As part of the Oakland, Calif., police department’s court-ordered reform to reduce the number of police abuse claims, almost all of the department’s police officers have been required to wear a personal data recording device, or a vest camera, since 2003.
But as independent monitor Robert Warshaw, a former police chief in Rochester, N.Y., documented in his recently released 16th quarterly report, which examined the department’s progress from July to September 2013, many Oakland officers are failing to abide by this rule.
Of the department’s 460 patrol officers, all have been issued vest cameras, and the department’s Interim Police Chief Sean Whent says the department has about 70 cameras in its reserve supply. The department’s current policy requires every officer who has been issued a vest camera to use it, but as Warshaw documented, many of the officers have failed to comply with this requirement.
In his report, Warshaw documented that while some officers failed to activate their cameras during critical times, such as when they were interacting with subjects who were being arrested and times when force was used, others didn’t have a camera at all, and said they had sent their camera out to be repaired weeks earlier.
Warshaw’s report was alarming to many, as it seemed to suggest that there was little oversight within the Oakland Police Department to ensure that the cameras were used. Although the cameras have the ability to catch an officer acting poorly, Whent said “They have been extremely helpful in shedding light on disputed reports.
“They’re great evidence,” he said. “There’s no debate on that.”
So then why doesn’t Whent use a camera vest himself?
Cause for concern
The report’s findings have been concerning not just for those who advocate for law enforcement reform, but for many Oakland residents as well, since the city’s taxpayers have to foot the bill for police-abuse claims, which cost tens of millions of dollars in the past decade alone.
“…Vest cameras are the best defense the city has against false claims of police abuse,” wrote San Francisco Chronicle columnist Chip Johnson, who believes every officer who interacts with the public should be required to wear one. “The cameras are essential and especially so in Oakland, a city where the integrity of the police department has been challenged in the courts and is the subject of an ongoing public debate.”
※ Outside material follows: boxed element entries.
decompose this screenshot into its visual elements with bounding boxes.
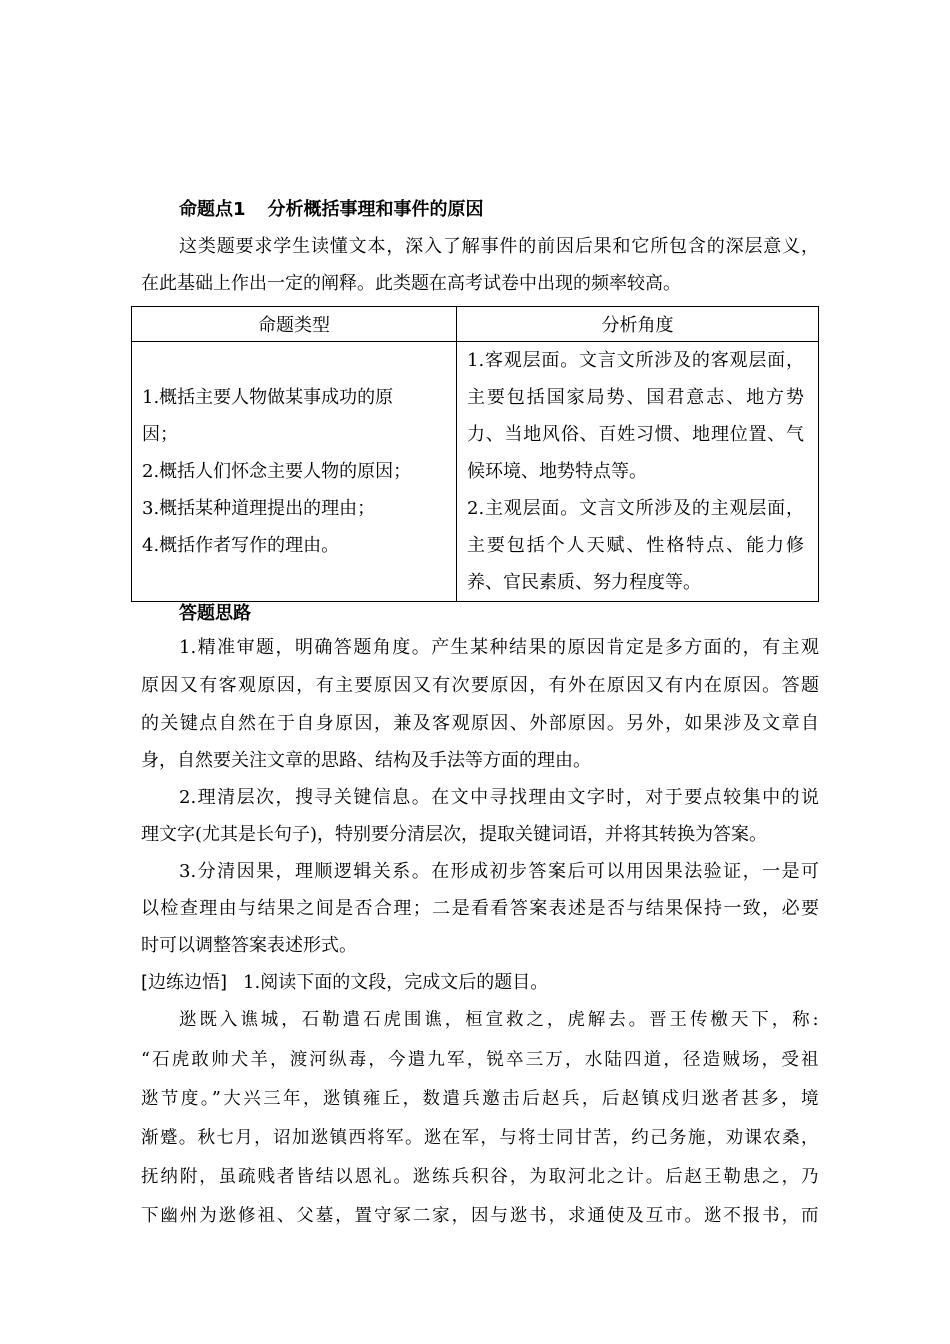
passage-line-4: 渐蹙。秋七月，诏加逖镇西将军。逖在军，与将士同甘苦，约己务施，劝课农桑， bbox=[141, 1128, 819, 1148]
table-header-angle: 分析角度 bbox=[457, 307, 819, 342]
passage-line-2: “石虎敢帅犬羊，渡河纵毒，今遣九军，锐卒三万，水陆四道，径造贼场，受祖 bbox=[141, 1050, 819, 1070]
angle-line-3: 力、当地风俗、百姓习惯、地理位置、气 bbox=[467, 424, 804, 445]
answer-line-4: 身，自然要关注文章的思路、结构及手法等方面的理由。 bbox=[141, 750, 591, 771]
type-line-2: 因； bbox=[142, 424, 178, 445]
angle-line-2: 主要包括国家局势、国君意志、地方势 bbox=[467, 387, 804, 408]
answer-heading: 答题思路 bbox=[179, 603, 251, 624]
type-line-3: 2.概括人们怀念主要人物的原因； bbox=[142, 461, 412, 482]
type-line-4: 3.概括某种道理提出的理由； bbox=[142, 498, 376, 519]
intro-line-1: 这类题要求学生读懂文本，深入了解事件的前因后果和它所包含的深层意义， bbox=[179, 236, 819, 257]
passage-line-5: 抚纳附，虽疏贱者皆结以恩礼。逖练兵积谷，为取河北之计。后赵王勒患之，乃 bbox=[141, 1167, 819, 1187]
answer-line-6: 理文字(尤其是长句子)，特别要分清层次，提取关键词语，并将其转换为答案。 bbox=[141, 824, 768, 845]
angle-line-7: 养、官民素质、努力程度等。 bbox=[467, 572, 701, 593]
type-line-5: 4.概括作者写作的理由。 bbox=[142, 535, 340, 556]
type-line-1: 1.概括主要人物做某事成功的原 bbox=[142, 387, 394, 408]
passage-line-1: 逖既入谯城，石勒遣石虎围谯，桓宣救之，虎解去。晋王传檄天下，称: bbox=[179, 1010, 819, 1030]
table-cell-angles bbox=[457, 342, 819, 602]
angle-line-1: 1.客观层面。文言文所涉及的客观层面， bbox=[467, 350, 804, 371]
answer-line-7: 3.分清因果，理顺逻辑关系。在形成初步答案后可以用因果法验证，一是可 bbox=[179, 861, 819, 882]
table-header-type: 命题类型 bbox=[132, 307, 457, 342]
heading-title: 分析概括事理和事件的原因 bbox=[267, 199, 484, 220]
section-heading bbox=[179, 196, 819, 224]
angle-line-5: 2.主观层面。文言文所涉及的主观层面， bbox=[467, 498, 804, 519]
passage-line-6: 下幽州为逖修祖、父墓，置守冢二家，因与逖书，求通使及互市。逖不报书，而 bbox=[141, 1206, 819, 1226]
answer-line-3: 的关键点自然在于自身原因，兼及客观原因、外部原因。另外，如果涉及文章自 bbox=[141, 713, 819, 734]
practice-line bbox=[141, 969, 819, 997]
answer-line-9: 时可以调整答案表述形式。 bbox=[141, 935, 357, 956]
practice-prompt: 1.阅读下面的文段，完成文后的题目。 bbox=[243, 972, 549, 993]
answer-line-2: 原因又有客观原因，有主要原因又有次要原因，有外在原因又有内在原因。答题 bbox=[141, 675, 819, 696]
heading-label: 命题点1 bbox=[179, 199, 246, 220]
answer-line-5: 2.理清层次，搜寻关键信息。在文中寻找理由文字时，对于要点较集中的说 bbox=[179, 787, 819, 808]
question-type-table bbox=[131, 306, 819, 602]
practice-tag: [边练边悟] bbox=[141, 972, 228, 993]
passage-line-3: 逖节度。”大兴三年，逖镇雍丘，数遣兵邀击后赵兵，后赵镇戍归逖者甚多，境 bbox=[141, 1089, 819, 1109]
intro-line-2: 在此基础上作出一定的阐释。此类题在高考试卷中出现的频率较高。 bbox=[141, 273, 681, 294]
angle-line-4: 候环境、地势特点等。 bbox=[467, 461, 647, 482]
table-cell-types bbox=[132, 342, 457, 602]
answer-line-8: 以检查理由与结果之间是否合理；二是看看答案表述是否与结果保持一致，必要 bbox=[141, 898, 819, 919]
angle-line-6: 主要包括个人天赋、性格特点、能力修 bbox=[467, 535, 804, 556]
answer-line-1: 1.精准审题，明确答题角度。产生某种结果的原因肯定是多方面的，有主观 bbox=[179, 637, 819, 658]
In response to the public backlash that ensued after Warshaw’s report was released, Sgt. Barry Donelan, president of the Oakland Police Officers Association, said that Warshaw’s report was outdated and pointed to the department’s ever-growing collection of video footage as evidence the cameras were being used.
“I think (the report is) a picture in time, and subsequent reports will show it has been used more than it was then; and like any tool, it will be used more in time,” Donelan said.
He added that while officers largely support use of the cameras, the union wants to have a “sit-down discussion with department officials” to discuss their use, since there is currently “no contractual language defining their use.”
While Johnson says he understands the importance for the unions to have a collective bargaining process, he says vest cameras are not a labor issue.
“The use of private-security cameras has exploded in Oakland, and city officials are now planning and building a citywide surveillance network,” he said. “ Oakland police also use audio-detection equipment to pinpoint gunfire.
“It’s incumbent on city government to provide its workers with the latest, most-effective tools available to do the job, and it’s the job of city employees to use those tools properly. This is a simple problem without controversy that helps remove controversy and conflicting claims and can help bring clarity to contested encounters with police officers.”